I think there is both a certain amount of baggage that comes from working within the Psycho franchise but also, to us it ultimately seemed like far more opportunity, but again that’s sort of the setup of this and it just gave us the license as storytellers to tell a really interesting, character driven psychological thriller. I think making it contemporary was a way to really become liberated from the original movie.
CraveOnline: Were you inspired by any Hitchcock films that inspired you to produce and become a filmmaker?
Carlton Cuse: I just think his ability to generate tension in these movies are just still, I think, incredibly watchable. Certainly as a filmmaker, he inspired me. I mean, I think North by Northwest and Rope and Rear Window and Psycho are on my list of favorite all time movies. I just think his kind of command as a director was almost unparalleled and I feel like in certain ways the sort of character based thriller owes more to Hitchcock than anyone. I feel like in that sense I feel like, yes, we do owe a debt to him and I do as a filmmaker. He always is an inspiration on that level for sure.

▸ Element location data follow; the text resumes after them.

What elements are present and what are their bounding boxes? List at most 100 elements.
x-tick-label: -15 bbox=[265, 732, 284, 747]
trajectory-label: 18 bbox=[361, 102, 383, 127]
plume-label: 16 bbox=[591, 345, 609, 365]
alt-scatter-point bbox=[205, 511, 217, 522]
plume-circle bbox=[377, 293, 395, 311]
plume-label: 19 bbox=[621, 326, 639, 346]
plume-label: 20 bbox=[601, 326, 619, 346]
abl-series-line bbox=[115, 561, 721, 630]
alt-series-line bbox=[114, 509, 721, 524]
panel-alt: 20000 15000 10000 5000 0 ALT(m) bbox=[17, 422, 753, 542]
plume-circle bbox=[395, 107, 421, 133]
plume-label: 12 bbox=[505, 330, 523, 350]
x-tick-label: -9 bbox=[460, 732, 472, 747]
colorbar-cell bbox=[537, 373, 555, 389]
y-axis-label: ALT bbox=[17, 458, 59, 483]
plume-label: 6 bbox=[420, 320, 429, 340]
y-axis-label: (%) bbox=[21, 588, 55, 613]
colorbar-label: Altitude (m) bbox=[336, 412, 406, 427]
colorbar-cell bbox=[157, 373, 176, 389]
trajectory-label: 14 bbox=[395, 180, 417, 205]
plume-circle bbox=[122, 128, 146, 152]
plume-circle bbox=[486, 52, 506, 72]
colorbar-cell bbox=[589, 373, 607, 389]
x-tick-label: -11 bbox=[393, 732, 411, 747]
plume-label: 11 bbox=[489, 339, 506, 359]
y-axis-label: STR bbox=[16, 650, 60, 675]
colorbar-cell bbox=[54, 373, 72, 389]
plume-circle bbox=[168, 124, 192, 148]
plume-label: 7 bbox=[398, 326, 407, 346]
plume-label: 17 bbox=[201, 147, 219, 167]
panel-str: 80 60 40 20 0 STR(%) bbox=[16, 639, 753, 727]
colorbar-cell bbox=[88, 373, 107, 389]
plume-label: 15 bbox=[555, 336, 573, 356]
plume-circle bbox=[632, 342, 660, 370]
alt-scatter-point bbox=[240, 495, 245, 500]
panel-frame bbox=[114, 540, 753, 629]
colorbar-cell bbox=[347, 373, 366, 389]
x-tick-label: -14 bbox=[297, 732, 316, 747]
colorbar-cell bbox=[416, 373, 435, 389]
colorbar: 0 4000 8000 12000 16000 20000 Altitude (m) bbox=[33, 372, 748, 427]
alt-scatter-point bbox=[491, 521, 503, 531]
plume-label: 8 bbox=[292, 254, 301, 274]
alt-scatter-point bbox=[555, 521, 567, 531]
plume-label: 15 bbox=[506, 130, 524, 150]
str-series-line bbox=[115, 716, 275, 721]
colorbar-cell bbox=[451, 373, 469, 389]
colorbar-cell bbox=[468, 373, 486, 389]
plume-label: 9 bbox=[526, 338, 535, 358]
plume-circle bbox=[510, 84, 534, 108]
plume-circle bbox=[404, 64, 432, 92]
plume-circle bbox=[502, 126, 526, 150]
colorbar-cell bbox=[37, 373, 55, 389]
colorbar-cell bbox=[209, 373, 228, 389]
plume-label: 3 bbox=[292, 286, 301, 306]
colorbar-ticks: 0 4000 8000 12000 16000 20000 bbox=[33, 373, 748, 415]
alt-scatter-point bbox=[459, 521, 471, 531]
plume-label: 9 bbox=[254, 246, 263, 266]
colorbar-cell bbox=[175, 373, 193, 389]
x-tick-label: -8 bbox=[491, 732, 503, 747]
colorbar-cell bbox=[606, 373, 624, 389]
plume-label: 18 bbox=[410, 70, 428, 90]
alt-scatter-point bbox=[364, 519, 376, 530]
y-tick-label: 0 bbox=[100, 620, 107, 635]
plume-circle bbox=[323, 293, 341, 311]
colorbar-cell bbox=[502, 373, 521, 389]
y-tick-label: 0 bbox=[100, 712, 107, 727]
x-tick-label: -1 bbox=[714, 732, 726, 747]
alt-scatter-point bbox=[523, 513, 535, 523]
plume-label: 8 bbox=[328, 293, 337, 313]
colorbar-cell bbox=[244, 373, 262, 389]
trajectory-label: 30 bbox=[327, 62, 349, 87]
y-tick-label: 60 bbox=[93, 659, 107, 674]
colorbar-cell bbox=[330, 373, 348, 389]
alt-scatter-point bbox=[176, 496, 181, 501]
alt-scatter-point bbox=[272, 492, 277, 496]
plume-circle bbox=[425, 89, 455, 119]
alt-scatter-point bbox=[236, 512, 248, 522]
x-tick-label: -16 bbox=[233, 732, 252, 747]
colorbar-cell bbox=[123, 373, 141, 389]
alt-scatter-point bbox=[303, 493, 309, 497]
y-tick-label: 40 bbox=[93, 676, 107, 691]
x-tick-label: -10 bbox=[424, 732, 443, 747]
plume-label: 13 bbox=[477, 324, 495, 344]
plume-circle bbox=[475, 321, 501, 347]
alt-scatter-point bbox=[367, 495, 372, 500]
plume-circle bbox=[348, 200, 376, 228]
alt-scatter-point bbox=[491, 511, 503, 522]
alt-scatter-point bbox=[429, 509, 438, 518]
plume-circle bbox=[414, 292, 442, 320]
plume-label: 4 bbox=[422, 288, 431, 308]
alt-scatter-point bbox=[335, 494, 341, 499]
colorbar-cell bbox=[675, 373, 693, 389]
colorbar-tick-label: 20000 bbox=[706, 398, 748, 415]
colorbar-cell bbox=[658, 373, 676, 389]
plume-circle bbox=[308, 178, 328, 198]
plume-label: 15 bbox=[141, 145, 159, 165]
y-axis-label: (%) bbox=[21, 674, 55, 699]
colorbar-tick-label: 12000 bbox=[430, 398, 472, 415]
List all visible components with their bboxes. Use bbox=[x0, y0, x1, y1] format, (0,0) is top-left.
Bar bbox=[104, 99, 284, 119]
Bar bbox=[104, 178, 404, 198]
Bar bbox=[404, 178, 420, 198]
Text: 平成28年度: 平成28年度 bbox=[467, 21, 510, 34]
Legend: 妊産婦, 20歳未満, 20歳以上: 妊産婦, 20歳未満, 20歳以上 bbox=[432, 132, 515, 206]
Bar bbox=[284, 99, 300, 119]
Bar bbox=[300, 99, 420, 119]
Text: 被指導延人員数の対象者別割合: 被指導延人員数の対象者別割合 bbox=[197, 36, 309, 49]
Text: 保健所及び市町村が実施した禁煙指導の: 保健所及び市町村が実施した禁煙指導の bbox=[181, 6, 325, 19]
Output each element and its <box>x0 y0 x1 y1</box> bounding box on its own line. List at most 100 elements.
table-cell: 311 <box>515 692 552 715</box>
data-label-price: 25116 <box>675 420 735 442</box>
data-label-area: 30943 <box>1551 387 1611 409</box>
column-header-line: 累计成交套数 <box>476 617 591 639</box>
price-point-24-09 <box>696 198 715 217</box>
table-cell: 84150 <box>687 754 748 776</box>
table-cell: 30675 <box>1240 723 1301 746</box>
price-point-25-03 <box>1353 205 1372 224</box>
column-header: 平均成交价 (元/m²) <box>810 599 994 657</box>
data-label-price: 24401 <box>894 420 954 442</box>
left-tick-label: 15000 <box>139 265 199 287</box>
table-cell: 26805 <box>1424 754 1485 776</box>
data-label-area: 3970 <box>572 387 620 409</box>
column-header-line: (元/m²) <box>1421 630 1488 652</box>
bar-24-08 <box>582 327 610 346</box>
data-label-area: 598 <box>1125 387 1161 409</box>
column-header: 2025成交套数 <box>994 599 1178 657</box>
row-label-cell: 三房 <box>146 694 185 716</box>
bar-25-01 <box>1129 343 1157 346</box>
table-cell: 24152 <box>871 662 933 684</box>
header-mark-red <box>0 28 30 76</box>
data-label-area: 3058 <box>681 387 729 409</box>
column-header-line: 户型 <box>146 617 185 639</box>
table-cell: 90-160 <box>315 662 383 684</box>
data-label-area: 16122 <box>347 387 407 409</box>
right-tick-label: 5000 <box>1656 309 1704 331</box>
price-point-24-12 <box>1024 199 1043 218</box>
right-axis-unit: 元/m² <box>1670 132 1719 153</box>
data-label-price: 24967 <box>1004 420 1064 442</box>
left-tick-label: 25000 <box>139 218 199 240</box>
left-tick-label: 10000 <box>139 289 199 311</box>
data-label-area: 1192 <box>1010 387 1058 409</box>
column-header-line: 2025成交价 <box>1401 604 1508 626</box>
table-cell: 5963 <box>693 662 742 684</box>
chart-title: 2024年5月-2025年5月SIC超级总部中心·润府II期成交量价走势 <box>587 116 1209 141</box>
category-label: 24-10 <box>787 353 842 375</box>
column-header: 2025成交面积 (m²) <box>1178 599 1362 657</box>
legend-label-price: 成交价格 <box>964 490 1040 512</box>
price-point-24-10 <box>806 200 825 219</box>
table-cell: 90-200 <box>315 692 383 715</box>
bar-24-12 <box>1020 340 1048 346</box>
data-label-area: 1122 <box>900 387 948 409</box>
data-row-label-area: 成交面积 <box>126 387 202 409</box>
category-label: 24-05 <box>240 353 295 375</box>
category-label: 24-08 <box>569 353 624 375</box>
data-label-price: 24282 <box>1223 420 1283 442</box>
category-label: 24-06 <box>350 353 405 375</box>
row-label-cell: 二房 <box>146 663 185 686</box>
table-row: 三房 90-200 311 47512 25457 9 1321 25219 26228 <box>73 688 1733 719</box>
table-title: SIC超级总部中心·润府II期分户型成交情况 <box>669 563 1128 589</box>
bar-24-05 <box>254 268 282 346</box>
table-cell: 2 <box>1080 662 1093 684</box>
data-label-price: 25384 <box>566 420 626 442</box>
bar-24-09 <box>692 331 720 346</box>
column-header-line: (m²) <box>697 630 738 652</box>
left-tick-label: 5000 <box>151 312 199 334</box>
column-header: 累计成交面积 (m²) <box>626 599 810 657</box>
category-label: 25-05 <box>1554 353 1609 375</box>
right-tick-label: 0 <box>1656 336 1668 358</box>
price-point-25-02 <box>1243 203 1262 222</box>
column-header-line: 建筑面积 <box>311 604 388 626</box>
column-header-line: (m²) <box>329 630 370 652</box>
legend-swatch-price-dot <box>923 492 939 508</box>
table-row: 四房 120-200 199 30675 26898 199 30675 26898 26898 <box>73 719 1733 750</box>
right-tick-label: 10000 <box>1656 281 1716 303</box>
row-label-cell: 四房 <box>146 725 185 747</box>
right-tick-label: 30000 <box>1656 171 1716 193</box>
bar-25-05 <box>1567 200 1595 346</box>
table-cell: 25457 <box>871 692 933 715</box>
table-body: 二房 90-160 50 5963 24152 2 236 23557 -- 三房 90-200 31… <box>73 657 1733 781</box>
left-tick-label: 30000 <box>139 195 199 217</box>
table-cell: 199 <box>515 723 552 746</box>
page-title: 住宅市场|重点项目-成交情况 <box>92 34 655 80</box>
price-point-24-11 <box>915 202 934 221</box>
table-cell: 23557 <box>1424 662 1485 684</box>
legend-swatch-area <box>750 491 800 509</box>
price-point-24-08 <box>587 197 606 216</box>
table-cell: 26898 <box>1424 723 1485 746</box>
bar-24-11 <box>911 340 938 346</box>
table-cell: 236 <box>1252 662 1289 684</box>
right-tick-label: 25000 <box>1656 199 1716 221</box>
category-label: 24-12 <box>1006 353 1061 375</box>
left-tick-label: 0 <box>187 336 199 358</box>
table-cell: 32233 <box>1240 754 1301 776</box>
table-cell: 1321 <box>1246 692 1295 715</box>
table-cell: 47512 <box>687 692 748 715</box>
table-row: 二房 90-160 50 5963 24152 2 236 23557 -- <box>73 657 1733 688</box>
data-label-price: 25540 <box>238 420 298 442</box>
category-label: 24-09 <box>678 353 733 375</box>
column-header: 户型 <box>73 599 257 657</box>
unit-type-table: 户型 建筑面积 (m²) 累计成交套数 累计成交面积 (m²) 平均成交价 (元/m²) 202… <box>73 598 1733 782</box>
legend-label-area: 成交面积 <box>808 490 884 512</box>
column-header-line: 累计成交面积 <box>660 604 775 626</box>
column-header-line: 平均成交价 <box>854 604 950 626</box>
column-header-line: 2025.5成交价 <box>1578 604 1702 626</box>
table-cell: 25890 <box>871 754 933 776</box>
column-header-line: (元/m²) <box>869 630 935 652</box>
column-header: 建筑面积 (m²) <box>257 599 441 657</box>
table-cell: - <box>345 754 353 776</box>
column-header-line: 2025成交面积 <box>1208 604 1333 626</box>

CraveOnline: With all the Hitchcock projects being made today, what do you think is the appeal today for what Hitchcock did?
Carlton Cuse: I think there’s just a timelessness to his filmmaking that’s like listening to a Beatles song now. It still sounds great and I think his movies still play great. The intensity and the well rendered quality of his psychological thrillers, I don’t think anybody’s done it as well since.
It’s hard to say why certain things fall into the zeitgeist but for some reason I guess this has and I was caught up in it like everyone else, but I didn’t think about it contextually. I was just engaged in the story.
CraveOnline: How would you feel if a generation or two from now somebody wanted to redo “Lost?”
Carlton Cuse: Oh yeah, no, look, I imagine that there will be another story told in the world of “Lost.” I can’t imagine that Disney won’t want to exploit the franchise. It’s a hugely valuable franchise to them and I’m totally fine with that.
I think movie and television companies are in the business of making money and if you have a franchise, eventually you’ll want to exploit that franchise and revisit it. So I assume at some point someone will do another story in the “Lost” world.